Elder Thomas sighed. The truth was, he didn't know what Elder McKinley was going on about half the time. And it made him feel like the worst mission partner ever. Though he knew Elder McKinley didn't mean to make him feel that way, he couldn't help it. They had nothing in common.

Maybe he should try this meditation thing after all. Then at least they'd have something to talk about... other than 'I miss my cable TV' all the time. And really, there were only so many times one could miss their cable TV...

Not that there was much to talk about in the way of meditation, either.

Elder Thomas shook his head. Elder McKinley was great. He was the District Leader, after all. And none of the other Elders ever had trouble connecting with him. Maybe it was something wrong with Elder Thomas, then.

Hugging his knees tighter to his chest in self-pity, Elder Thomas swallowed the last of his carrot, closed his eyes, and winced. He would be a better mission partner tomorrow... He would be a better mission partner tomorrow...

What was that thing Elder Cunningham was always saying? Tomorrow is a latter day? Well, tomorrow was the first day of his paradise partnership with Elder McKinley.

He had some leftover Poptarts in the cabinet. Maybe Elder McKinley wanted one. Elder Thomas would even offer him the s'more ones. Those were his favorite...

Elder Thomas stretched out into a sitting position, and with great effort, thrust himself off the bed and onto the floor. He had told Elder McKinley he would clean their room today. See? He was trying!

Elder McKinley was a neat person by nature, so there wasn't all that much to do. Elder Thomas swept up the dust from the grainy floor, somewhat listlessly. Methodically, he wiped down the windows and rearranged the clothing in the sparse drawers, listening to the hum of those too-close-for-comfort mosquitoes.
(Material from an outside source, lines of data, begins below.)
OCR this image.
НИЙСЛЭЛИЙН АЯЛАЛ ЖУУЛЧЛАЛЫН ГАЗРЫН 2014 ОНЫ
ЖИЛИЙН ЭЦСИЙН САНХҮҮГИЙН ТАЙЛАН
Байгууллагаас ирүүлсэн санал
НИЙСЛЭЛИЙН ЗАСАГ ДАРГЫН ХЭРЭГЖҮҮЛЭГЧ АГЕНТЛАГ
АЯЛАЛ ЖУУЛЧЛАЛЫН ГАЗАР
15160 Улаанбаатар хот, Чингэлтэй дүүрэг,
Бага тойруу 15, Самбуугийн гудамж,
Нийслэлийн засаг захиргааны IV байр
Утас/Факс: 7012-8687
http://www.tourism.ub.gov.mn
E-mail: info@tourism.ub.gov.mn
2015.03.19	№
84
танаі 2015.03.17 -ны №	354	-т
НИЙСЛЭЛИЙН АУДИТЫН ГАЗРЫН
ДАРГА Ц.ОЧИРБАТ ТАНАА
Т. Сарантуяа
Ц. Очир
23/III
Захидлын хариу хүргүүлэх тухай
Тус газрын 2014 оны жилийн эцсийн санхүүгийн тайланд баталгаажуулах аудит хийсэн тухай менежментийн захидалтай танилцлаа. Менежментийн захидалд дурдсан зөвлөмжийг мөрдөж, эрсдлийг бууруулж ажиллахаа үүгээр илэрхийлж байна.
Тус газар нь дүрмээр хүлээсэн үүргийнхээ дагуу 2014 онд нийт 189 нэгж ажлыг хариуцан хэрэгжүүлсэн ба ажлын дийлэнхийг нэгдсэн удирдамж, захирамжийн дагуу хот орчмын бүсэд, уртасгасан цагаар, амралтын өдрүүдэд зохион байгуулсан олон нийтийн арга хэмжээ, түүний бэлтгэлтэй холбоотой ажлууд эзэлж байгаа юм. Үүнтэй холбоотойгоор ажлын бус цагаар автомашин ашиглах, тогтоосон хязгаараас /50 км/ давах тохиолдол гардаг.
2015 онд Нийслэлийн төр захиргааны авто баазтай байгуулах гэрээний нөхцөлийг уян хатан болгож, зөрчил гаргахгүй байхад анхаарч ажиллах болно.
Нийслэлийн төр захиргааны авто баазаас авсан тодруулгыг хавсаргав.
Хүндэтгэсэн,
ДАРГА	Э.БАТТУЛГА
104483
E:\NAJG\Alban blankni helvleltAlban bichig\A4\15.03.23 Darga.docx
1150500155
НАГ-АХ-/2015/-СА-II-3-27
Elder Thomas's blond hair was matted to his forehead and his cheeks were flushed pink. Maybe Elder McKinley would realize how hard he'd been working...

_Hey. Cool it. You cleaned a room—a room that's half yours. You're not winning any prizes for sainthood today_, he told himself.

Windows sparkling, Elder Thomas moved to the beds. He pulled up the covers on Elder McKinley's thin mattress, and fluffed up his pillow.

Hang on. There was something there, under the pillow. An envelope, a little too white to blend in with the off-color sheets.

Elder Thomas picked up the stiff square and slid it open with trembling fingers.

_That's not nice,_ he scolded himself. _Really. I mean, what happened to privacy?_

Elder Thomas was a little too far past caring. What if the envelope unlocked the key to, oh, say, being Elder McKinley's best friend?

_You're pathetic._

_I know._

The piece of paper inside the envelope had been folded over several times, each of its creases exact.

The handwriting on the inside matched the precision and neatness of the folding. His eyes darting quickly to the still-closed door, then back to the letter, Elder Thomas turned his back on the window and began to read.

Dear Connor,

Wow, I missed you yesterday! But it's worth it, I think, because if my predictions are accurate (and they usually are—you know me!) that missionary field trip may have just doubled the size of our church. How awesome is that?

And I'm super super sorry I had to leave early again this morning, but if you'll meet me outside tonight, I'm sure we (me and my cookies!) can make it up to you.

All my love,

Kevin

xoxoxo

Elder Thomas glowered at the letter. How long had Elder McKinley been sneaking off at night without telling him? How long had Elder Price been stealing his district partner from him? Why hadn't Elder McKinley ever told him he was—was what?

Gay?

In love?

In love with that no-good, partner-stealing, loved-by-everyone Kevin Price?

Everyone except for Elder Thomas, that is!

Weren't mission partners supposed to tell each other these things? Elder Cunningham probably knew. Elder Price probably told _him_ everything. He probably had no qualms about trusting Elder Cunningham with his and Elder McKinley's secret. The three of them probably hung out in Elder Price's room all the time, talking about... about...

Stupid Kevin Price. Now Elder Thomas couldn't even think straight.

Straight! Ha, that was kinda funny. Because his district partner wasn't!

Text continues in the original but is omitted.